Yajamana/Wiku Dang Acarya, Ida Pedanda Tembau Griya Aan, Banjarangkan, Klungkung dengan sejumlah sulinggih, Panglingsir Puri Ubud, Panglingsir Puri Peliatan serta sejumlah Prajuru Desa Adat Ketewel, di Pura Payogan Agung, Selasa (18/1). (BP/Istimewa)

GIANYAR, BALIPOST.com – Desa Adat Ketewel, Kecamatan Sukawati, Gianyar menggelar Karya Agung Panca Walikrama, Ngenteg Linggih, Padudusan Agung Mapeselang. Karya agung ini dilangsungkan di Pura Payogan Agung, Desa Adat Ketewel.

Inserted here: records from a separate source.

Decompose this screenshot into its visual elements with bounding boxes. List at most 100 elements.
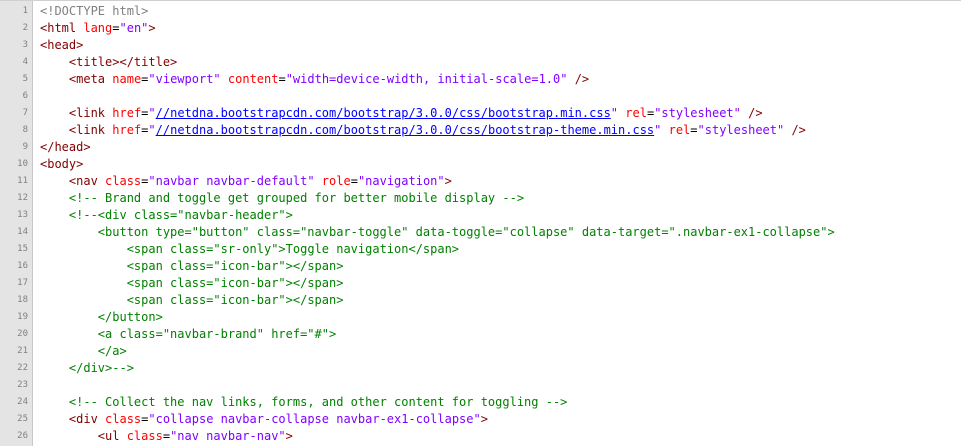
line-number: 26 bbox=[17, 431, 28, 441]
code-line[interactable]: 25 <div class="collapse navbar-collapse … bbox=[0, 411, 961, 428]
line-number: 20 bbox=[17, 329, 28, 339]
code-line[interactable]: 24 <!-- Collect the nav links, forms, an… bbox=[0, 394, 961, 411]
code-line[interactable]: 17 <span class="icon-bar"></span> bbox=[0, 275, 961, 292]
token-val: "width=device-width, initial-scale=1.0" bbox=[285, 72, 568, 86]
token-tag: > bbox=[444, 174, 452, 188]
line-number: 11 bbox=[17, 176, 28, 186]
token-val: "stylesheet" bbox=[654, 106, 741, 120]
code-line[interactable]: 13 <!--<div class="navbar-header"> bbox=[0, 207, 961, 224]
token-val: " bbox=[148, 123, 156, 137]
code-line[interactable]: 8 <link href = "//netdna.bootstrapcdn.com/… bbox=[0, 122, 961, 139]
url-link[interactable]: //netdna.bootstrapcdn.com/bootstrap/3.0.… bbox=[156, 123, 655, 137]
token-tag: <html bbox=[40, 21, 84, 35]
url-link[interactable]: //netdna.bootstrapcdn.com/bootstrap/3.0.… bbox=[156, 106, 611, 120]
token-tag bbox=[661, 123, 668, 137]
line-number: 3 bbox=[22, 40, 28, 50]
code-line[interactable]: 2 <html lang="en"> bbox=[0, 20, 961, 37]
token-tag bbox=[221, 72, 228, 86]
token-tag: /> bbox=[784, 123, 806, 137]
token-com: <!-- Collect the nav links, forms, and o… bbox=[68, 395, 568, 409]
token-tag: /> bbox=[567, 72, 590, 86]
code-text: <!--<div class="navbar-header"> bbox=[40, 207, 293, 224]
token-doc: <!DOCTYPE html> bbox=[40, 4, 149, 18]
code-line[interactable]: 6 bbox=[0, 88, 961, 105]
code-line[interactable]: 15 <span class="sr-only">Toggle navigati… bbox=[0, 241, 961, 258]
code-line[interactable]: 7 <link href="//netdna.bootstrapcdn.com/… bbox=[0, 105, 961, 122]
token-attr: class bbox=[126, 429, 163, 443]
token-val: " bbox=[148, 106, 156, 120]
line-number: 22 bbox=[17, 363, 28, 373]
code-line[interactable]: 3 <head> bbox=[0, 37, 961, 54]
token-tag: > bbox=[480, 412, 488, 426]
token-tag: <body> bbox=[40, 157, 84, 171]
token-com: </button> bbox=[97, 310, 163, 324]
token-attr: rel bbox=[668, 123, 691, 137]
code-line[interactable]: 11 <nav class = "navbar navbar-default" ro… bbox=[0, 173, 961, 190]
line-number: 18 bbox=[17, 295, 28, 305]
token-tag: <div bbox=[68, 412, 106, 426]
code-line[interactable]: 5 <meta name="viewport" content="width=d… bbox=[0, 71, 961, 88]
token-tag: <nav bbox=[68, 174, 106, 188]
token-com: <span class="icon-bar"></span> bbox=[126, 293, 344, 307]
token-tag: <ul bbox=[97, 429, 127, 443]
code-text: <link href = "//netdna.bootstrapcdn.com/bo… bbox=[40, 122, 806, 139]
token-eq: = bbox=[278, 72, 286, 86]
token-tag: <head> bbox=[40, 38, 84, 52]
code-line[interactable]: 20 <a class="navbar-brand" href="#"> bbox=[0, 326, 961, 343]
token-val: "viewport" bbox=[148, 72, 221, 86]
code-line[interactable]: 26 <ul class="nav navbar-nav"> bbox=[0, 428, 961, 445]
code-line[interactable]: 9 </head> bbox=[0, 139, 961, 156]
code-text: </a> bbox=[40, 343, 127, 360]
code-text: <ul class="nav navbar-nav"> bbox=[40, 428, 293, 445]
code-text: </head> bbox=[40, 139, 91, 156]
code-line[interactable]: 1 <!DOCTYPE html> bbox=[0, 3, 961, 20]
code-line[interactable]: 4 <title></title> bbox=[0, 54, 961, 71]
code-text: <head> bbox=[40, 37, 83, 54]
token-com: <!-- Brand and toggle get grouped for be… bbox=[68, 191, 525, 205]
token-attr: class bbox=[105, 412, 142, 426]
token-com: <button type="button" class="navbar-togg… bbox=[97, 225, 835, 239]
code-line[interactable]: 23 bbox=[0, 377, 961, 394]
code-line[interactable]: 18 <span class="icon-bar"></span> bbox=[0, 292, 961, 309]
code-line[interactable]: 12 <!-- Brand and toggle get grouped for… bbox=[0, 190, 961, 207]
code-line[interactable]: 10 <body> bbox=[0, 156, 961, 173]
token-attr: href bbox=[112, 123, 142, 137]
line-number: 17 bbox=[17, 278, 28, 288]
token-com: <span class="icon-bar"></span> bbox=[126, 259, 344, 273]
token-tag bbox=[315, 174, 322, 188]
code-line[interactable]: 19 </button> bbox=[0, 309, 961, 326]
token-com: </div>--> bbox=[68, 361, 134, 375]
code-text: <div class="collapse navbar-collapse nav… bbox=[40, 411, 488, 428]
code-line[interactable]: 21 </a> bbox=[0, 343, 961, 360]
line-number: 2 bbox=[22, 23, 28, 33]
code-text: <span class="sr-only">Toggle navigation<… bbox=[40, 241, 459, 258]
code-line[interactable]: 22 </div>--> bbox=[0, 360, 961, 377]
line-number: 4 bbox=[22, 57, 28, 67]
code-text: <body> bbox=[40, 156, 83, 173]
token-attr: rel bbox=[625, 106, 647, 120]
code-editor[interactable]: 1 <!DOCTYPE html> 2 <html lang="en"> 3 <head>… bbox=[0, 0, 961, 446]
token-tag: > bbox=[285, 429, 293, 443]
token-tag: <title></title> bbox=[68, 55, 178, 69]
token-attr: role bbox=[321, 174, 351, 188]
line-number: 13 bbox=[17, 210, 28, 220]
code-line[interactable]: 14 <button type="button" class="navbar-t… bbox=[0, 224, 961, 241]
code-line[interactable]: 16 <span class="icon-bar"></span> bbox=[0, 258, 961, 275]
line-number: 15 bbox=[17, 244, 28, 254]
token-attr: href bbox=[112, 106, 142, 120]
token-tag: <link bbox=[68, 106, 113, 120]
line-number: 21 bbox=[17, 346, 28, 356]
token-val: "navbar navbar-default" bbox=[148, 174, 315, 188]
token-tag: </head> bbox=[40, 140, 91, 154]
line-number: 9 bbox=[22, 142, 28, 152]
token-attr: class bbox=[105, 174, 142, 188]
token-eq: = bbox=[112, 21, 120, 35]
token-eq: = bbox=[690, 123, 698, 137]
token-eq: = bbox=[162, 429, 171, 443]
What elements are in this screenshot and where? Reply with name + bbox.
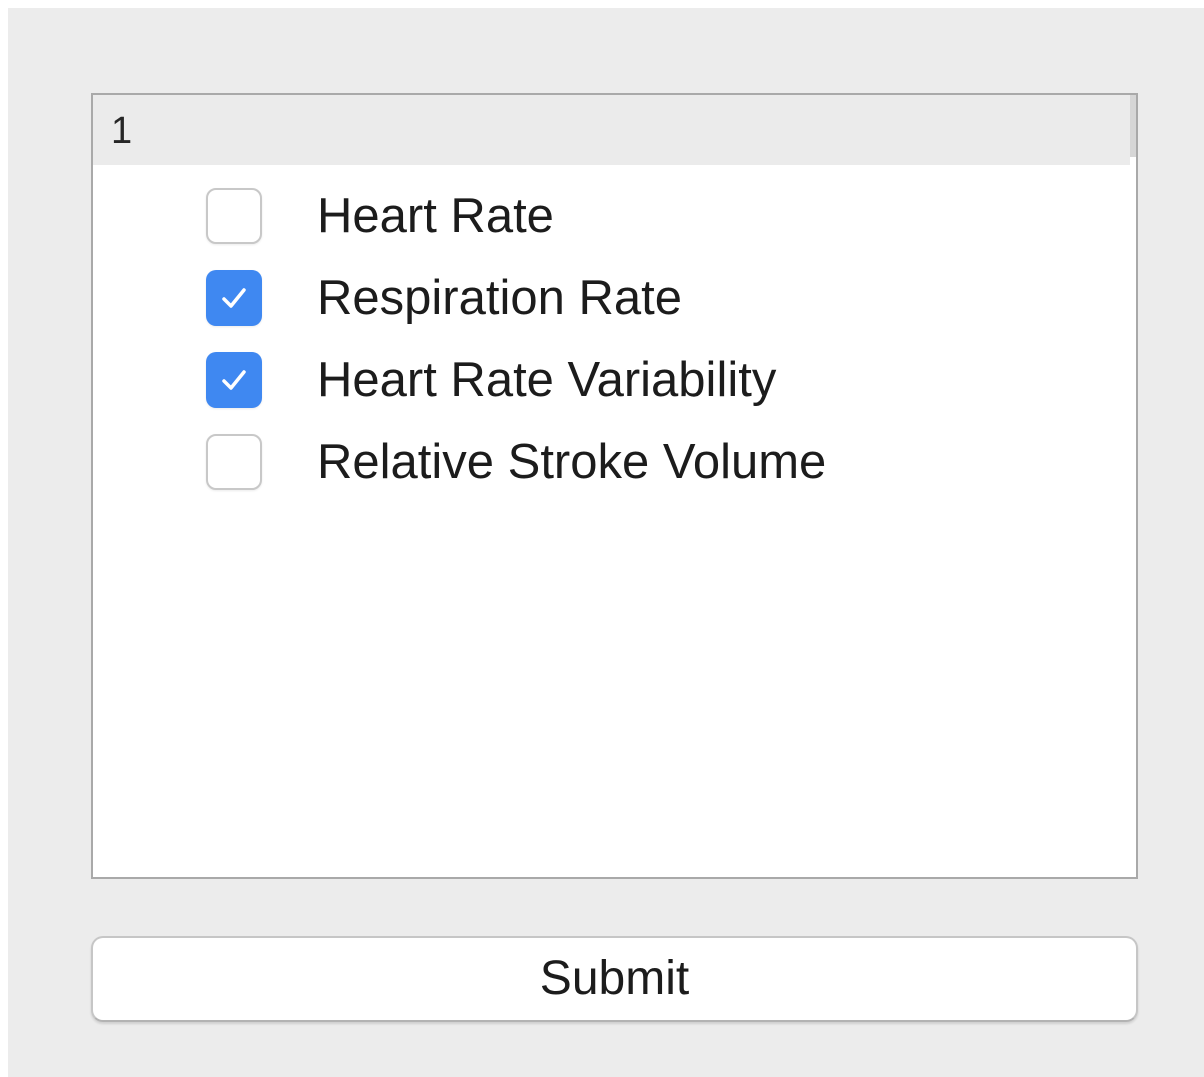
checkmark-icon — [222, 288, 246, 308]
heart-rate-variability-label: Heart Rate Variability — [317, 353, 777, 407]
relative-stroke-volume-checkbox[interactable] — [206, 434, 262, 490]
scrollbar[interactable] — [1130, 95, 1136, 157]
heart-rate-checkbox[interactable] — [206, 188, 262, 244]
heart-rate-variability-checkbox[interactable] — [206, 352, 262, 408]
list-item-heart-rate-variability[interactable]: Heart Rate Variability — [93, 338, 1133, 420]
list-header-label: 1 — [111, 110, 133, 152]
list-header: 1 — [93, 95, 1130, 165]
list-item-heart-rate[interactable]: Heart Rate — [93, 174, 1133, 256]
checkmark-icon — [222, 370, 246, 390]
relative-stroke-volume-label: Relative Stroke Volume — [317, 435, 827, 489]
submit-button[interactable]: Submit — [91, 936, 1138, 1022]
list-item-respiration-rate[interactable]: Respiration Rate — [93, 256, 1133, 338]
list-item-relative-stroke-volume[interactable]: Relative Stroke Volume — [93, 420, 1133, 502]
heart-rate-label: Heart Rate — [317, 189, 554, 243]
measurement-list: 1 Heart Rate Respiration Rate Heart Rate… — [91, 93, 1138, 879]
respiration-rate-checkbox[interactable] — [206, 270, 262, 326]
respiration-rate-label: Respiration Rate — [317, 271, 682, 325]
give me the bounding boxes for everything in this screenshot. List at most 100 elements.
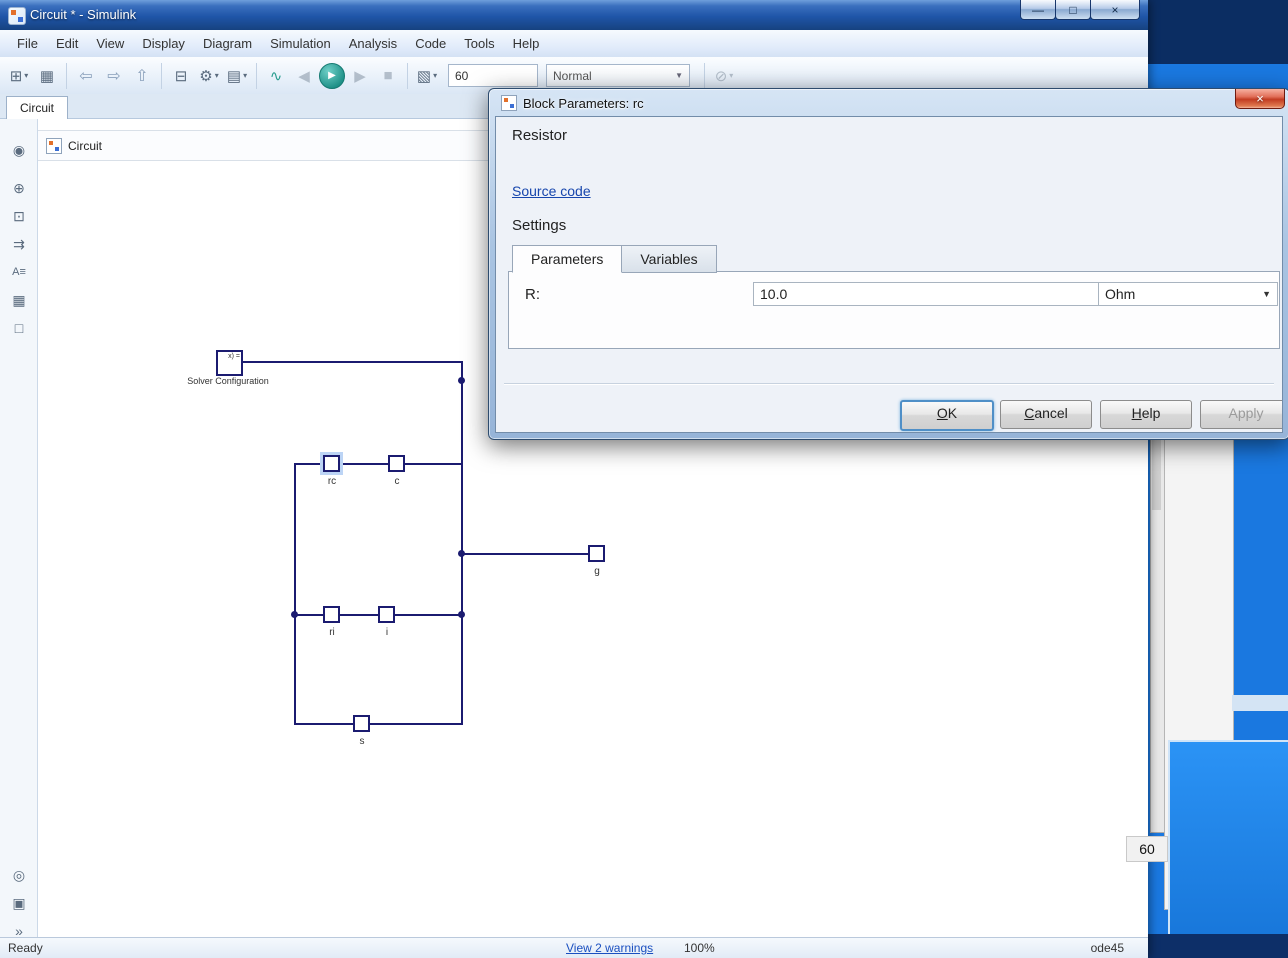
block-label: s — [347, 736, 377, 747]
wire — [462, 553, 590, 555]
run-button[interactable]: ▶ — [319, 63, 345, 89]
update-diagram-icon: ⊘ — [715, 67, 728, 85]
block-parameters-icon — [501, 95, 517, 111]
area-box-icon[interactable]: □ — [7, 317, 31, 339]
menu-help[interactable]: Help — [504, 32, 549, 55]
chevron-down-icon: ▼ — [675, 71, 683, 80]
maximize-button[interactable]: □ — [1055, 0, 1091, 20]
viewmarks-icon[interactable]: ◎ — [7, 864, 31, 886]
solver-name: ode45 — [1091, 941, 1124, 955]
block-rc[interactable] — [323, 455, 340, 472]
run-icon: ▶ — [319, 63, 345, 89]
save-button[interactable]: ▦ — [34, 63, 60, 89]
stop-time-input[interactable]: 60 — [448, 64, 538, 87]
palette-sidebar: ◉ ⊕ ⊡ ⇉ A≡ ▦ □ ◎ ▣ » — [0, 119, 38, 938]
wire — [461, 361, 463, 725]
source-code-link[interactable]: Source code — [512, 183, 591, 199]
block-g[interactable] — [588, 545, 605, 562]
dialog-close-button[interactable]: × — [1235, 89, 1285, 109]
dialog-titlebar[interactable]: Block Parameters: rc × — [489, 89, 1288, 116]
chevron-down-icon: ▾ — [729, 71, 733, 80]
block-label: c — [382, 476, 412, 487]
param-unit-value: Ohm — [1105, 286, 1135, 302]
cancel-button[interactable]: Cancel — [1000, 400, 1092, 429]
model-explorer-button[interactable]: ▤▾ — [224, 63, 250, 89]
block-s[interactable] — [353, 715, 370, 732]
simulation-mode-select[interactable]: Normal ▼ — [546, 64, 690, 87]
minimize-icon: — — [1032, 3, 1044, 17]
direction-arrows-icon[interactable]: ⇉ — [7, 233, 31, 255]
background-window-strip — [1232, 695, 1288, 711]
help-button[interactable]: Help — [1100, 400, 1192, 429]
block-label: i — [372, 627, 402, 638]
menu-analysis[interactable]: Analysis — [340, 32, 406, 55]
apply-button[interactable]: Apply — [1200, 400, 1283, 429]
connection-node — [458, 550, 465, 557]
back-button[interactable]: ⇦ — [73, 63, 99, 89]
image-icon[interactable]: ▦ — [7, 289, 31, 311]
new-model-button[interactable]: ⊞▾ — [6, 63, 32, 89]
tab-parameters[interactable]: Parameters — [512, 245, 622, 273]
forward-button[interactable]: ⇨ — [101, 63, 127, 89]
fit-to-view-icon[interactable]: ⊡ — [7, 205, 31, 227]
connect-icon: ∿ — [270, 67, 283, 85]
step-back-icon: ◀ — [298, 67, 310, 85]
view-warnings-link[interactable]: View 2 warnings — [566, 941, 653, 955]
block-c[interactable] — [388, 455, 405, 472]
tab-variables[interactable]: Variables — [622, 245, 716, 273]
block-type-heading: Resistor — [512, 127, 567, 144]
block-solver-configuration[interactable]: x) = — [216, 350, 243, 376]
block-label: ri — [317, 627, 347, 638]
taskbar-fragment — [1136, 934, 1288, 958]
ok-button[interactable]: OK — [900, 400, 994, 431]
step-back-button[interactable]: ◀ — [291, 63, 317, 89]
simulation-manager-button[interactable]: ▧▾ — [414, 63, 440, 89]
menu-file[interactable]: File — [8, 32, 47, 55]
back-icon: ⇦ — [79, 66, 92, 86]
step-forward-button[interactable]: ▶ — [347, 63, 373, 89]
background-window-fragment: 60 — [1126, 836, 1168, 862]
breadcrumb-root[interactable]: Circuit — [68, 139, 102, 153]
connection-node — [458, 377, 465, 384]
update-diagram-button[interactable]: ⊘▾ — [711, 63, 737, 89]
param-r-input[interactable]: 10.0 — [753, 282, 1099, 306]
model-configuration-button[interactable]: ⚙▾ — [196, 63, 222, 89]
zoom-in-icon[interactable]: ⊕ — [7, 177, 31, 199]
menu-tools[interactable]: Tools — [455, 32, 503, 55]
simulation-mode-value: Normal — [553, 69, 592, 83]
background-scrollbar-thumb — [1152, 440, 1161, 510]
param-unit-select[interactable]: Ohm ▼ — [1098, 282, 1278, 306]
close-icon: × — [1111, 3, 1118, 17]
menu-bar: File Edit View Display Diagram Simulatio… — [0, 30, 1148, 58]
connect-button[interactable]: ∿ — [263, 63, 289, 89]
explorer-bar-icon[interactable]: ◉ — [7, 139, 31, 161]
menu-simulation[interactable]: Simulation — [261, 32, 340, 55]
model-explorer-icon: ▤ — [227, 67, 241, 85]
menu-view[interactable]: View — [87, 32, 133, 55]
menu-diagram[interactable]: Diagram — [194, 32, 261, 55]
menu-edit[interactable]: Edit — [47, 32, 87, 55]
status-bar: Ready View 2 warnings 100% ode45 — [0, 937, 1148, 958]
stop-button[interactable]: ■ — [375, 63, 401, 89]
window-titlebar[interactable]: Circuit * - Simulink — □ × — [0, 0, 1148, 30]
menu-code[interactable]: Code — [406, 32, 455, 55]
wire — [294, 463, 296, 725]
menu-display[interactable]: Display — [133, 32, 194, 55]
up-button[interactable]: ⇧ — [129, 63, 155, 89]
toolbar-separator — [256, 63, 257, 89]
dialog-title: Block Parameters: rc — [523, 96, 644, 111]
subsystem-window-icon[interactable]: ▣ — [7, 892, 31, 914]
status-ready: Ready — [8, 941, 43, 955]
close-button[interactable]: × — [1090, 0, 1140, 20]
annotation-icon[interactable]: A≡ — [7, 261, 31, 283]
tab-circuit[interactable]: Circuit — [6, 96, 68, 119]
library-browser-icon: ⊟ — [175, 67, 188, 85]
library-browser-button[interactable]: ⊟ — [168, 63, 194, 89]
block-ri[interactable] — [323, 606, 340, 623]
wire — [295, 723, 463, 725]
step-forward-icon: ▶ — [354, 67, 366, 85]
minimize-button[interactable]: — — [1020, 0, 1056, 20]
stop-icon: ■ — [383, 67, 392, 84]
chevron-down-icon: ▼ — [1262, 289, 1271, 299]
block-i[interactable] — [378, 606, 395, 623]
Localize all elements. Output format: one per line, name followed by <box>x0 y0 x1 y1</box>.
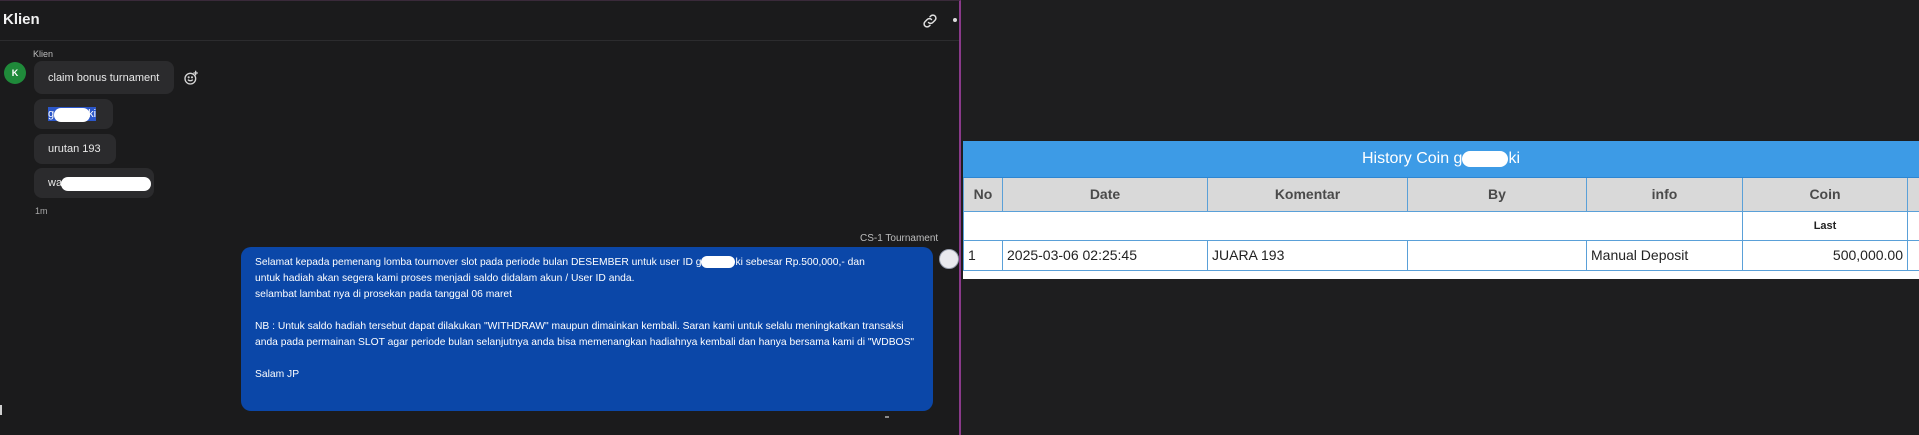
message-bubble[interactable]: wa <box>34 168 154 198</box>
typing-indicator <box>885 416 889 418</box>
history-title-end: ki <box>1508 150 1521 167</box>
column-header-komentar[interactable]: Komentar <box>1207 178 1408 212</box>
cell-date: 2025-03-06 02:25:45 <box>1002 239 1208 271</box>
more-icon[interactable] <box>953 18 957 22</box>
summary-label: Last <box>1742 210 1908 241</box>
column-header-no[interactable]: No <box>963 178 1003 212</box>
redaction <box>54 108 90 122</box>
summary-row: Last <box>963 210 1919 241</box>
avatar: K <box>4 62 26 84</box>
column-header-extra <box>1907 178 1919 212</box>
message-text: urutan 193 <box>48 143 101 155</box>
cell-coin: 500,000.00 <box>1742 239 1908 271</box>
sender-name: Klien <box>33 49 54 59</box>
history-coin-panel: History Coin g ki No Date Komentar By inf… <box>963 141 1919 279</box>
history-title-start: History Coin g <box>1361 150 1463 167</box>
scroll-marker <box>0 405 2 415</box>
chat-panel: Klien Klien K claim bonus turnament g ki … <box>0 0 961 435</box>
agent-message-line: untuk hadiah akan segera kami proses men… <box>255 273 635 284</box>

Serangkaian karya agung sudah mulai digelar dan puncak karya akan berlangsung pada Rabu (30/3). Sulinggih yang dipercaya sebagai Yajamana Wiku Dang Acarya, yakni Ida Pedanda Tembau Griya Aan, Banjarangkan, Klungkung.

Saat puncak karya akan di-puput tujuh Ida Pedanda. Sementara biaya Karya Agung Panca Walikrama ini mencapai Rp 5 miliar bersumber dari dana LPD
Desa Adat Ketewel. Bahkan saat Tawur Panca Walikrama pada Jumat (25/1) akan di-puput
22 Ida Penanda.

Bendesa Adat Ketewel, I Wayan Ari Suthama, S.H.,
didampingi I Wayan Arthana, S.H. mengatakan, karya agung ini mengacu kepada purana yang ada. Karya sejenis sudah pernah digelar sejak zaman kerajaan bahkan beberapa kali.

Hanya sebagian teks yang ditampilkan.